Widerspruch kam von Oberbürgermeister Jann Jakobs (SPD) und seinem Sprecher Stefan Schulz. Jakobs wies darauf hin, dass die veröffentlichten Termine „eine gewisse Aktualität haben“ müssten: „Ich fürchte, wenn wir das anders handhaben, dann büßt das an Aktualität ein.“ Schulz erläuterte, dass die „Pressetermine“ ein Service für Journalisten, nicht aber als Veranstaltungskalender zu verstehen seien: „Realistisch ist eine Woche.“

 Die Antragsbegründung von CDU/ANW ließ allerdings erkennen, dass die vom Rathaus veröffentlichten Pressetermine längst auch Kommunalpolitikern und interessierten Bürgern zur Orientierung dienen. So heißt es: „Bislang werden die Pressetermine des Oberbürgermeisters am Ende der Woche für die Folgewoche im Internet veröffentlicht und auch den Stadtverordneten zu diesem Zeitpunkt mitgeteilt. Dies mag vielleicht Pressevertretern genügen, nicht aber berufstätigen Bürgern oder Stadtverordneten, die eine langfristige Terminplanung benötigen, um an solchen Terminen teilnehmen zu können.“

Der Linken-Fraktionsvorsitzende Hans-Jürgen Scharfenberg erklärte, er finde es „klasse“, dass man so „erfährt“, was die Verwaltung vorhat und wo sie Schwerpunkte setze.
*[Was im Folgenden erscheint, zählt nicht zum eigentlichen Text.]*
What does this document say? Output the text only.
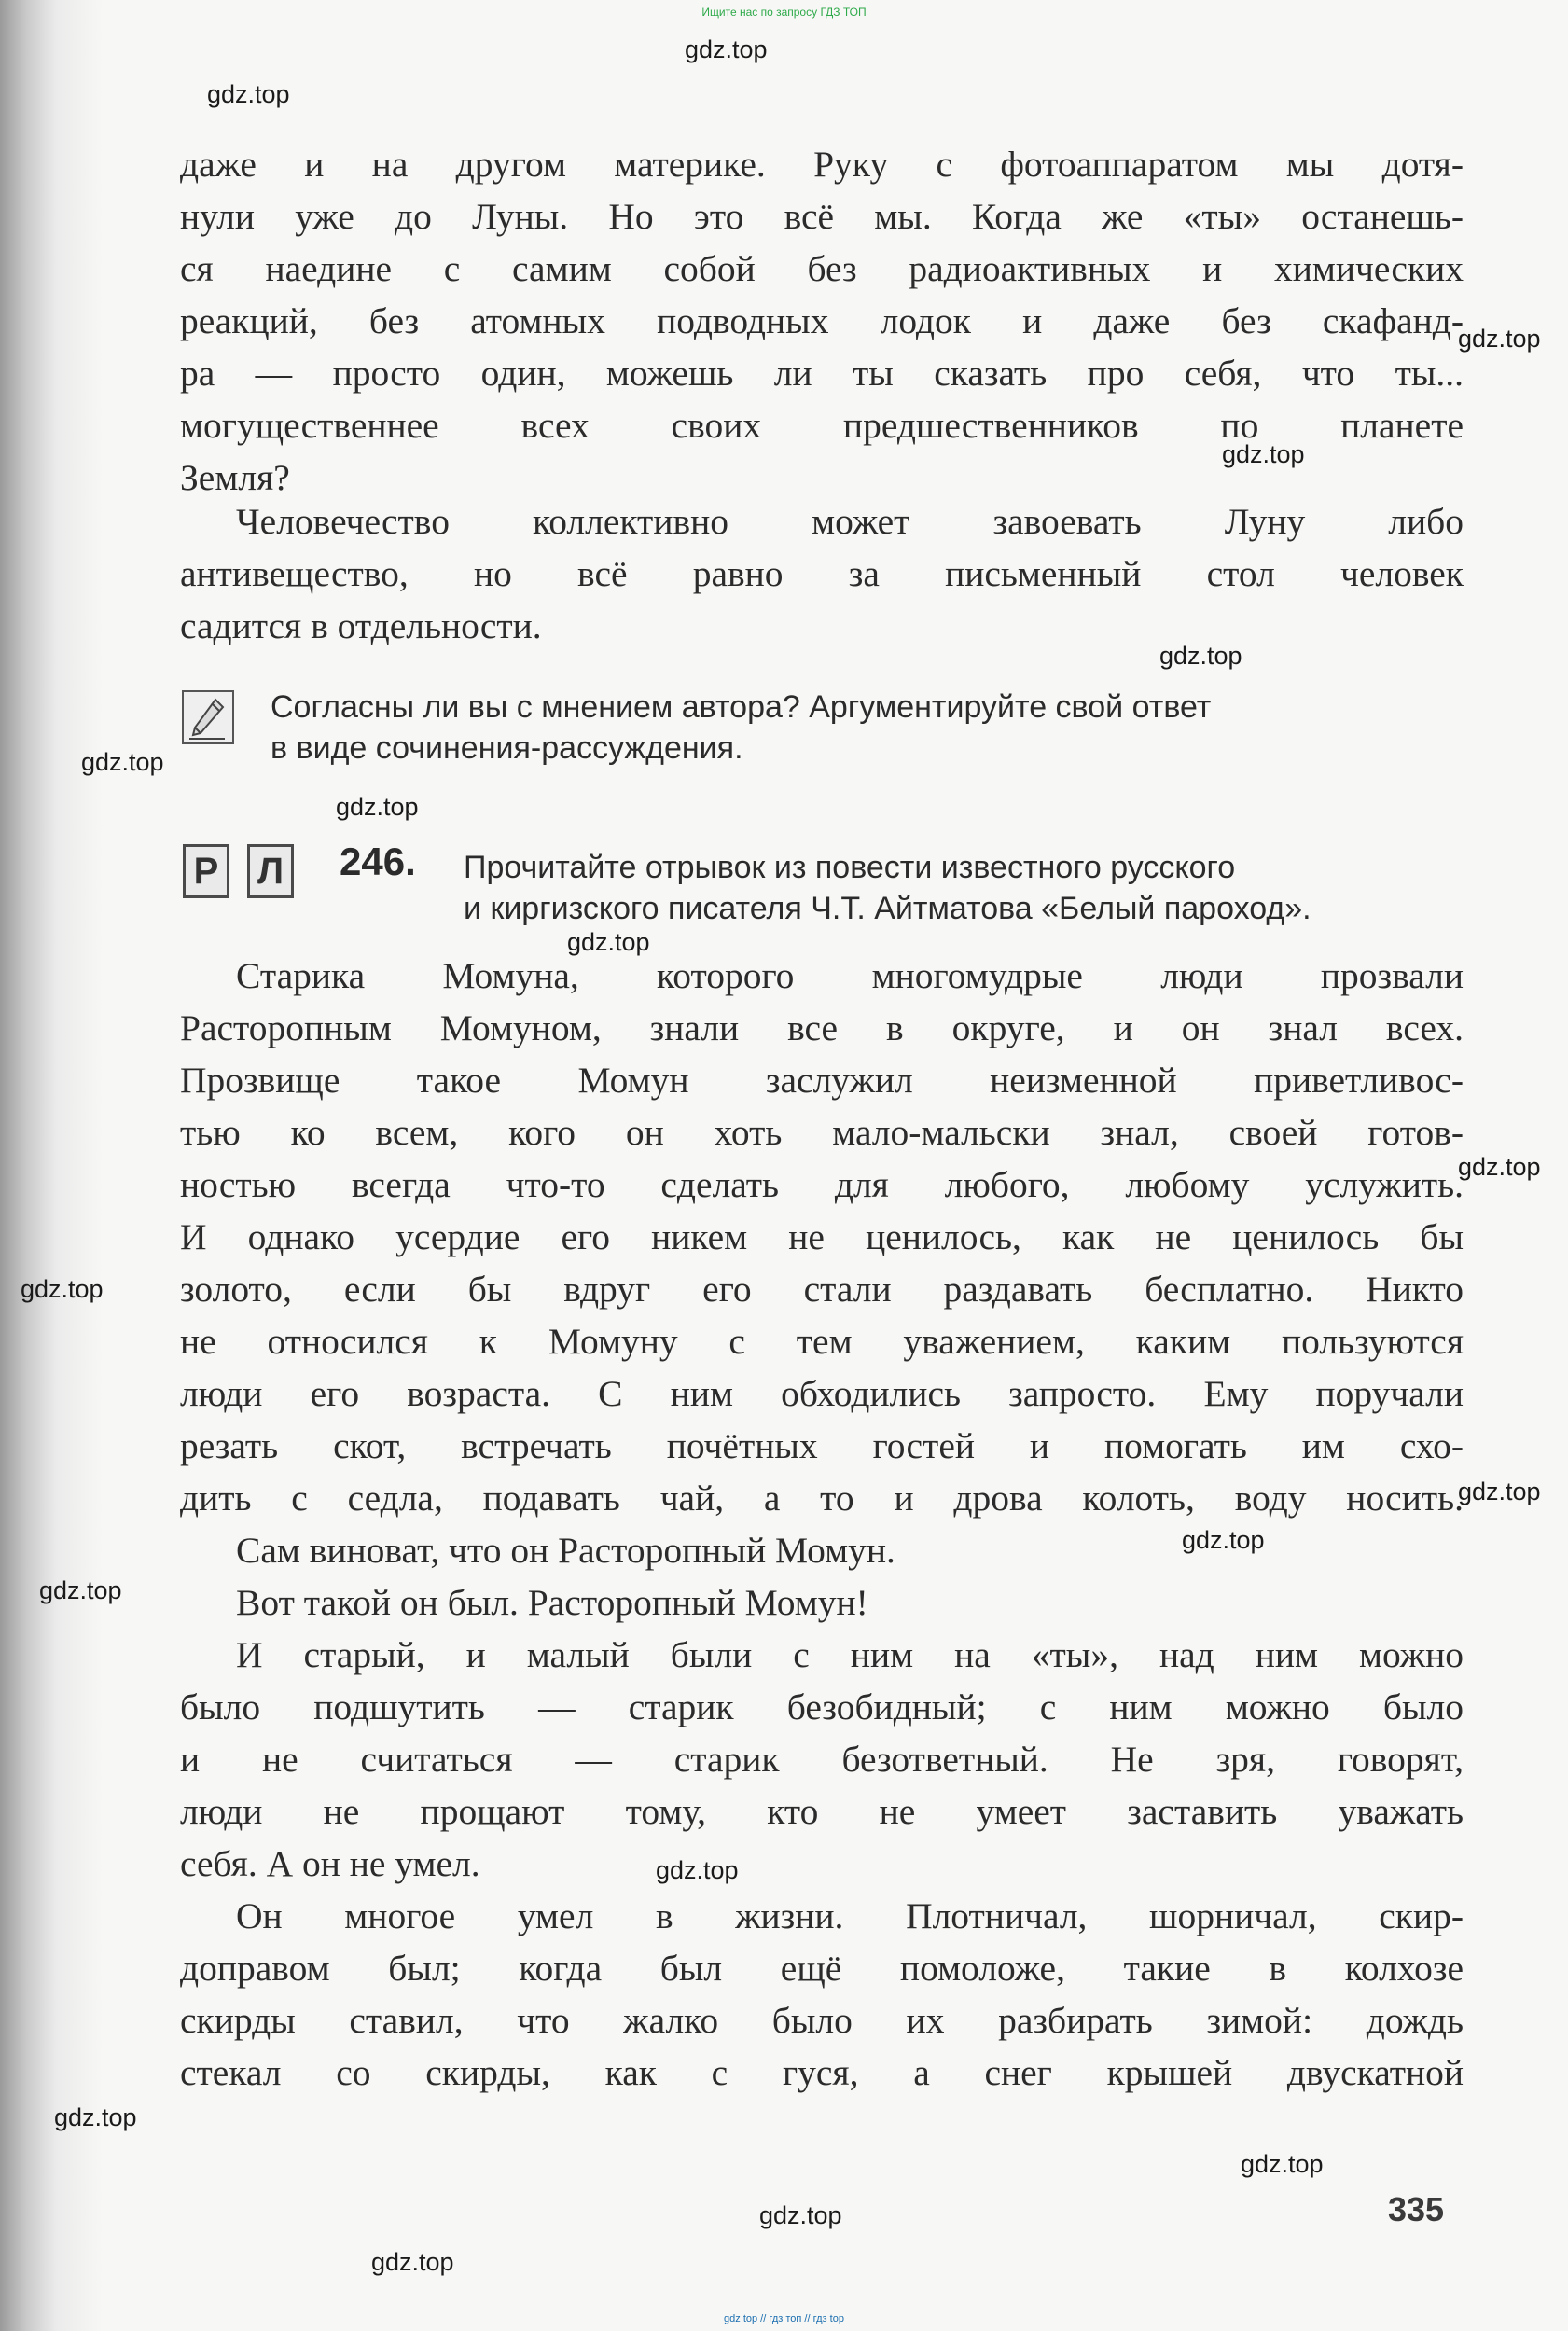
Ищите нас по запросу ГДЗ ТОП
даже и на другом материке. Руку с фотоаппаратом мы дотя-
нули уже до Луны. Но это всё мы. Когда же «ты» останешь-
ся наедине с самим собой без радиоактивных и химических
реакций, без атомных подводных лодок и даже без скафанд-
ра — просто один, можешь ли ты сказать про себя, что ты...
могущественнее всех своих предшественников по планете
Земля?
Человечество коллективно может завоевать Луну либо
антивещество, но всё равно за письменный стол человек
садится в отдельности.
Согласны ли вы с мнением автора? Аргументируйте свой ответ
в виде сочинения-рассуждения.
Р Л 246. Прочитайте отрывок из повести известного русского
и киргизского писателя Ч.Т. Айтматова «Белый пароход».
Старика Момуна, которого многомудрые люди прозвали
Расторопным Момуном, знали все в округе, и он знал всех.
Прозвище такое Момун заслужил неизменной приветливос-
тью ко всем, кого он хоть мало-мальски знал, своей готов-
ностью всегда что-то сделать для любого, любому услужить.
И однако усердие его никем не ценилось, как не ценилось бы
золото, если бы вдруг его стали раздавать бесплатно. Никто
не относился к Момуну с тем уважением, каким пользуются
люди его возраста. С ним обходились запросто. Ему поручали
резать скот, встречать почётных гостей и помогать им схо-
дить с седла, подавать чай, а то и дрова колоть, воду носить.
Сам виноват, что он Расторопный Момун.
Вот такой он был. Расторопный Момун!
И старый, и малый были с ним на «ты», над ним можно
было подшутить — старик безобидный; с ним можно было
и не считаться — старик безответный. Не зря, говорят,
люди не прощают тому, кто не умеет заставить уважать
себя. А он не умел.
Он многое умел в жизни. Плотничал, шорничал, скир-
доправом был; когда был ещё помоложе, такие в колхозе
скирды ставил, что жалко было их разбирать зимой: дождь
стекал со скирды, как с гуся, а снег крышей двускатной
335
gdz.top
gdz.top
gdz.top
gdz.top
gdz.top
gdz.top
gdz.top
gdz.top
gdz.top
gdz.top
gdz.top
gdz.top
gdz.top
gdz.top
gdz.top
gdz.top
gdz.top
gdz.top
gdz top // гдз топ // гдз top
Er plädierte für einen Vorlauf von vier Wochen mit Aktualisierung: „Je langfristiger man plant, desto aktueller ist man.“ Mit diesem Verfahren könne „manches Informationsdefizit“ seitens der Verwaltung „ausgeglichen“ werden. Für eine Verlängerung auf mindestens zwei Wochen sprachen auch Carsten Linke (Andere), Wolfhard Kirsch (Bürgerbündnis) und Peter Schultheiß (Potsdamer Demokraen/BVB), der allerdings nachfragte: „Kann man das tatsächlich ohne große Schwierigkeiten machen?“

Letztlich bestätigte der Hauptausschuss den CDU/ANW-Antrag mit großer Mehrheit bei zwei Enthaltungen bei SPD und Grünen.